Abstract

Speech recognition (SR) has been improved significantly by artificial neural networks (ANNs), but ANNs have the drawbacks of biologically implausibility and excessive power consumption because of the nonlocal transfer of real-valued errors and weights. While spiking neural networks (SNNs) have the potential to solve these drawbacks of ANNs due to their efficient spike communication and their natural way to utilize kinds of synaptic plasticity rules found in brain for weight modification. However, existing SNN models for SR either had bad performance, or were trained in biologically implausible ways. In this paper, we present a biologically inspired convolutional SNN model for SR. The network adopts the time-to-first-spike coding scheme for fast and efficient information processing. A biological learning rule, spike-timing-dependent plasticity (STDP), is used to adjust the synaptic weights of convolutional neurons to form receptive fields in an unsupervised way.

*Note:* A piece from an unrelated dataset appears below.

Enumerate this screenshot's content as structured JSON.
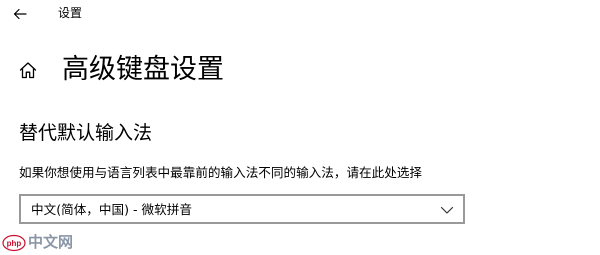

In the convolutional structure, the strategy of local weight sharing is introduced and could lead to better feature extraction of speech signals than global weight sharing. We first evaluated the SNN model with a linear support vector machine (SVM) on the TIDIGITS dataset and it got the performance of 97.5%, comparable to the best results of ANNs. Deep analysis on network outputs showed that, not only are the output data more linearly separable, but they also have fewer dimensions and become sparse. To further confirm the validity of our model, we trained it on a more difficult recognition task based on the TIMIT dataset, and it got a high performance of 93.8%. Moreover, a linear spike-based classifier—tempotron—can also achieve high accuracies very close to that of SVM on both the two tasks. These demonstrate that an STDP-based convolutional SNN model equipped with local weight sharing and temporal coding is capable of solving the SR task accurately and efficiently.

Highlights

  • Automatic speech recognition is the ability for a machine to recognize and translate spoken language into text

  • It seems quite implausible that this process of non-local information propagation would occur in the cortex [5], in which neurons just communicate with each other based on spikes from direct connections, and the synaptic strengths are generally modified by activities of corresponding pre- and post-synaptic neurons, e.g. spike-timing-dependent plasticity (STDP) [6,7,8,9,10]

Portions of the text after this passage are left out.